LE DERNIER COUPLE

Dans une salle comble, où sont assemblés quinze cents Gorilles des noms les plus illustres, le professeur Sffaty vient de présenter l’étrange animal qu’il a rapporté de son voyage aux régions boréales : ce type d’une race disparue n’est autre que le dernier homme. Le docteur l’ayant retiré de sa cage et dépouillé des fourrures dont il s’enveloppait, le petit monstre est apparu dans toute sa difformité.
Un rire peu scientifique a secoué les puissantes épaules des Gorilles du meilleur monde, et les dames se sont vivement amusées à l’examen de ce mâle grotesque ; les savants l’ont palpé, étudiant à la loupe le grain de sa peau, ses doigts sans ongles, sa bouche sans dents. Enfin, lorsque les curiosités de diverses natures ont eu tout loisir de se satisfaire, le professeur Sffaty prescrit de dégager les abords de l’estrade, et regagne la table, où reposent deux squelettes humains fossilisés ; il s’installe en arrière.
Par son attitude, il donne à comprendre qu’il va parler. Le calme se rétablit, peu à peu, dans le public. Les assesseurs crient : « Silence, s’il vous plaît ! »
On tousse. On se cale.
Le professeur boit.
Le silence s’est fait.
Le professeur parle :

— Un premier coup d’œil vous a suffi, mesdames, messieurs, pour constater l’évidente parenté de ce petit être avec notre race, et je n’en demande pour preuve que le cri de votre surprise : mais nous reviendrons plus tard sur cette question délicate.

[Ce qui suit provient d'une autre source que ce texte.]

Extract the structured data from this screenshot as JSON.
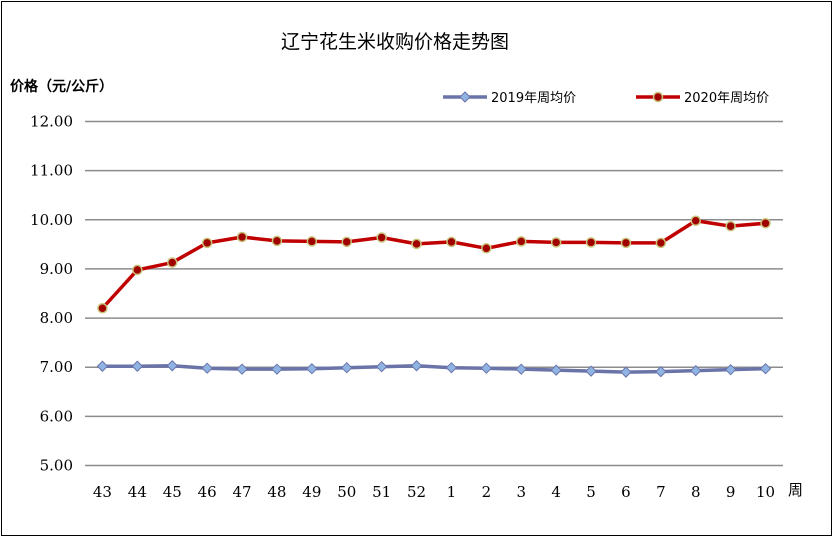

La seconde constatation que vous avez pu faire, et que vous avez faite, est la notable différence qui se manifeste entre ce type suprême d’une espèce, et les deux squelettes fossiles que vous allez voir et qui eux-mêmes diffèrent si profondément l’un de l’autre. Le premier, vieux de quatre mille siècles, (Sensation.) remonte à l’époque quaternaire, au cours de laquelle l’Homme semble avoir été le véritable roi du globe. Le second, beaucoup plus récent, date de l’époque quintaire : il est le spécimen de la dégénérescence, l’intermédiaire qui marque une étape entre l’homme glorieux dont voici, à ma droite, les vénérables ossements, et l’homme réabruti dont voici, à ma gauche, le dernier survivant.

Je vous épargnerai, mesdames, l’étude éminemment instructive de ces trois types comparés. Notez seulement la parenté de ces trois êtres : l’animal est un, toujours le même, mais des gouffres de temps séparent les trois individus ; entre eux, l’œuvre de la dégénérescence s’effectue. De même que l’espèce, au cours des siècles, et par une série non interrompue de transformation, a pu obtenir l’entier développement de ses organes et de ses facultés, et s’élever à un état de culture très avancé, de même elle a pu, je dirais volontiers qu’elle a dû, en continuant dans la même voie, dépasser le but, alors qu’elle croyait le poursuivre ; déjà parvenue au sommet, il lui a fallu continuer sa route et descendre, alors qu’elle s’imaginait monter toujours, parce qu’elle ne cessait point de marcher !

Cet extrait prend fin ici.